Since the start of the COVID-19 outbreak, many countries around the world have classified food and grocery delivery workers as “essential workers”. The quarantine and other physical distancing measures have made delivery services vital for a world under lockdown, but in the process exposed delivery workers to life-threatening working conditions.
The pandemic has accelerated the expansion of the platform economy into new markets where consumers have traditionally preferred to shop in person, particularly in Mexico, where online shopping has grown exponentially. The Association for Online Sales (AMVO) reported an increase of 200% in online transactions since the beginning of lockdowns and Rappi, a delivery platform based in Colombia, has tripled the size of their operations in the country.
In light of the rapidly changing digital landscape and the ongoing impacts of the pandemic, the question emerges: what kinds of practices and policies could grant stability and labor rights to platform-workers and, at the same time, promote a more sustainable post-pandemic platform economy?
Fairwork is an action-research project that produces annual ratings on the working conditions of platform workers based on five principles of fair work – fair pay, fair conditions, fair contracts, fair management and fair representation. The project is coordinated by the Oxford University and the WZB Social Science Center and is currently operating in 29 countries, including the US, Argentina, Brazil, Chile, Colombia, Ecuador and Paraguay.

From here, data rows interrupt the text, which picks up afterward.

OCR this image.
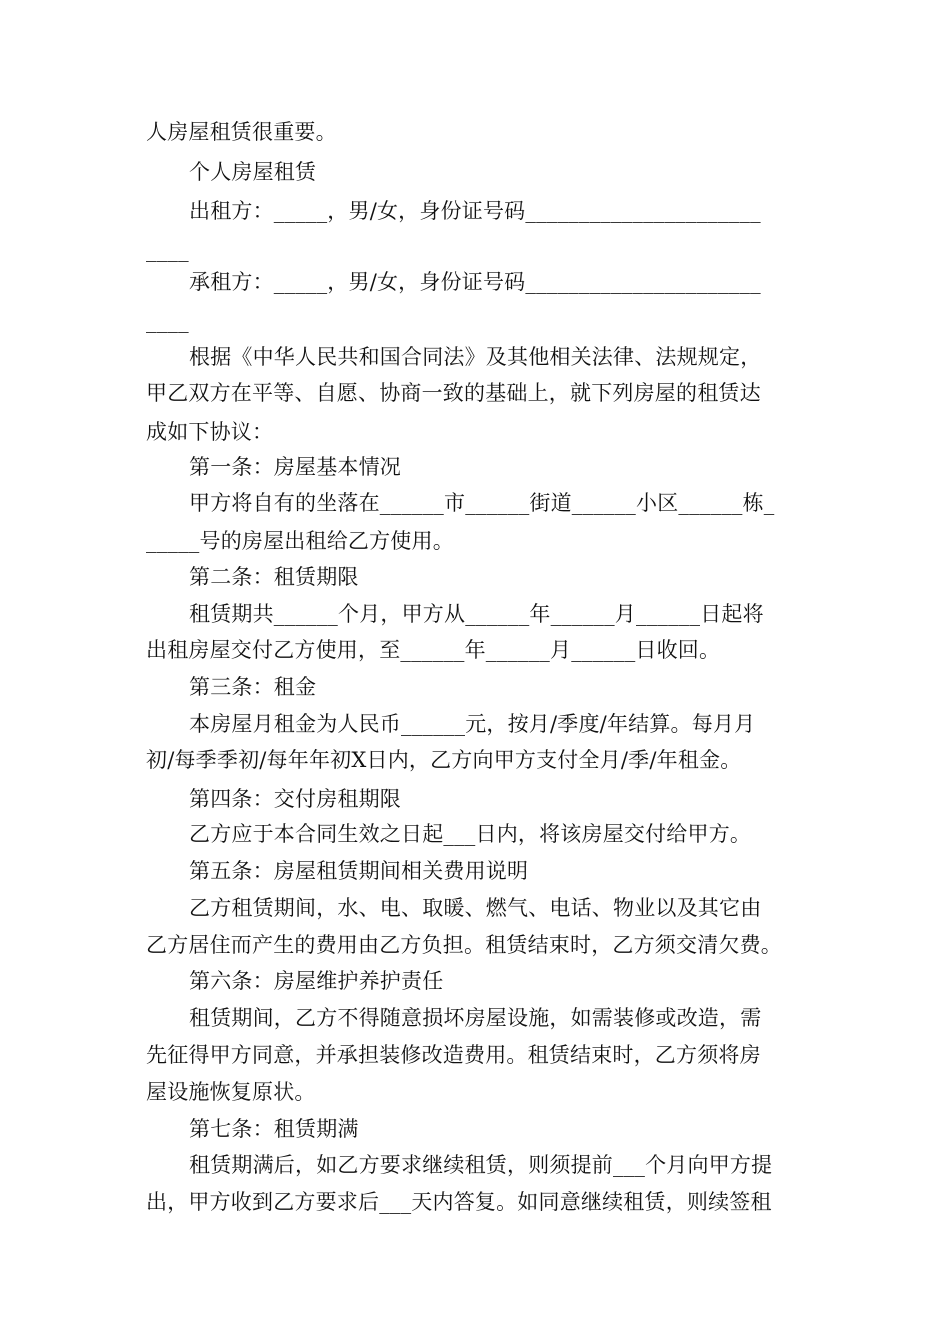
人房屋租赁很重要。
个人房屋租赁
出租方：_____，男/女，身份证号码______________________
____
承租方：_____，男/女，身份证号码______________________
____
根据《中华人民共和国合同法》及其他相关法律、法规规定，
甲乙双方在平等、自愿、协商一致的基础上，就下列房屋的租赁达
成如下协议：
第一条：房屋基本情况
甲方将自有的坐落在______市______街道______小区______栋_
_____号的房屋出租给乙方使用。
第二条：租赁期限
租赁期共______个月，甲方从______年______月______日起将
出租房屋交付乙方使用，至______年______月______日收回。
第三条：租金
本房屋月租金为人民币______元，按月/季度/年结算。每月月
初/每季季初/每年年初X日内，乙方向甲方支付全月/季/年租金。
第四条：交付房租期限
乙方应于本合同生效之日起___日内，将该房屋交付给甲方。
第五条：房屋租赁期间相关费用说明
乙方租赁期间，水、电、取暖、燃气、电话、物业以及其它由
乙方居住而产生的费用由乙方负担。租赁结束时，乙方须交清欠费。
第六条：房屋维护养护责任
租赁期间，乙方不得随意损坏房屋设施，如需装修或改造，需
先征得甲方同意，并承担装修改造费用。租赁结束时，乙方须将房
屋设施恢复原状。
第七条：租赁期满
租赁期满后，如乙方要求继续租赁，则须提前___个月向甲方提
出，甲方收到乙方要求后___天内答复。如同意继续租赁，则续签租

The new Fairwork team in Mexico will draw on a co-research methodology. By facilitating collaboration between platform workers, researchers and organisers, our aim is to explore the possibility of a fairer platform economy in Mexico. The project will rate the working conditions of Mexico’s most popular platforms with the hope of contributing to the organising efforts of platform workers and the development of advocacy strategies to improve conditions in the sector.